Former Army officer touts experience with Planning Commission

Richard Wills has attended 190 city council meetings since he moved to Ocean Shores in 2016, “most of them gavel to gavel,” he said.

He’s only missed three, maybe four, in that entire six years, he said.

His “need to engage in the community” is what drove him to each one, he said, providing input and public comment on many occasions.

On Monday he attended his 191st meeting.

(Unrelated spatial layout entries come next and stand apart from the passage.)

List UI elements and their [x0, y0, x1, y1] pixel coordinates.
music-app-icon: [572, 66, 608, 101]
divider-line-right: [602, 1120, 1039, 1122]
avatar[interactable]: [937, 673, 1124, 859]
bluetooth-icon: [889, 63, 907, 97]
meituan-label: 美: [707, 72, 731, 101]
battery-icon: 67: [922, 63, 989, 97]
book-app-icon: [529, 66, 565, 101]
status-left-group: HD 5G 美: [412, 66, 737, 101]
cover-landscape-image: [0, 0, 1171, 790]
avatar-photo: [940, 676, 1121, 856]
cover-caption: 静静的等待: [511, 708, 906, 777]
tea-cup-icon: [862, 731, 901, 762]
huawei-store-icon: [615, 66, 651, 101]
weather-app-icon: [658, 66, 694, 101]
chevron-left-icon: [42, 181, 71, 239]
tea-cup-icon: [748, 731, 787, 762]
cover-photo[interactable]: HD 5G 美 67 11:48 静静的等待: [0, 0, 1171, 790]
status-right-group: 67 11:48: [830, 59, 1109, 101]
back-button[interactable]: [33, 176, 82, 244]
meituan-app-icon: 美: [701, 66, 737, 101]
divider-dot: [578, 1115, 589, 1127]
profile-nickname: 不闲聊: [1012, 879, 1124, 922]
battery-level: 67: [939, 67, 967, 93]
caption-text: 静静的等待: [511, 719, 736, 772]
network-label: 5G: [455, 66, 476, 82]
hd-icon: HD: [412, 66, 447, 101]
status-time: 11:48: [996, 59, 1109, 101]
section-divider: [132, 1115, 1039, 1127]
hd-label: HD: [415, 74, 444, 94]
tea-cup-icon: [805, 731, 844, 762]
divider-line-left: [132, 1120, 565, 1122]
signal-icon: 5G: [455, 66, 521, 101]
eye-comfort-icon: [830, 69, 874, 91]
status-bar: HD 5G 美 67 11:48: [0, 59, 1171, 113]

But this time, when Mayor Jon Martin pounded his wooden gavel to signal adjournment at the Ocean Shores Convention Center, Wills was seated in Position 6 at the dais.

“I’m very pleased to be on the city council,” Wills told The Daily World in an interview.

He added: “I want to do the best job I know how to do.”

The council chose to appoint Wills to the council by a 4-2 vote Monday, one abstaining.

Wills and Peggy Jo Faria, the other candidate for the seat, each addressed the council with their pitch and answered a series of six questions from the council.

When asked how he would work with the council as a team, Wills highlighted his 24 years of experience in the Army, where he retired as a First Sergeant — a position equivalent to Chief Operations Officer, according to his application.

“I was the head of a team, but I always relied on the support of my platoon sergeants and often even the most junior soldiers to allow their input,” Wills said.

During his time in the Army, when Wills was stationed in Germany, he noticed how the European city streets were more suited for foot traffic than many towns in the United States. Wills cited this memory as part of his vision for Ocean Shores, to create a “pedestrian friendly downtown.”

His service in the Army isn’t Wills’ only “service oriented” former occupation, he said. He’s worked as an emergency medical technician, a handyman and a massage therapist.

Perhaps his most relevant service work has been with the Ocean Shores Planning Commission, where he’s served since 2018, and with the Fresh Waterways corporation, where he’s served as a trustee since 2017.

He said he plans to use this experience to improve the city’s waterways — an important tourism asset that’s often overlooked.

“Our beach is wonderful, but our waterways are the one feature that we’ve underutilized for attracting tourism,” Wills said.

After Wills finished his pitch, the council recessed into an executive session and nominated Wills upon their return. He then took his seat at the dais and voted on council business during the regular meeting.

Wills replaces Bob Peterson, who resigned from Position 6 in August. The current term for the position ends Dec. 31, 2023.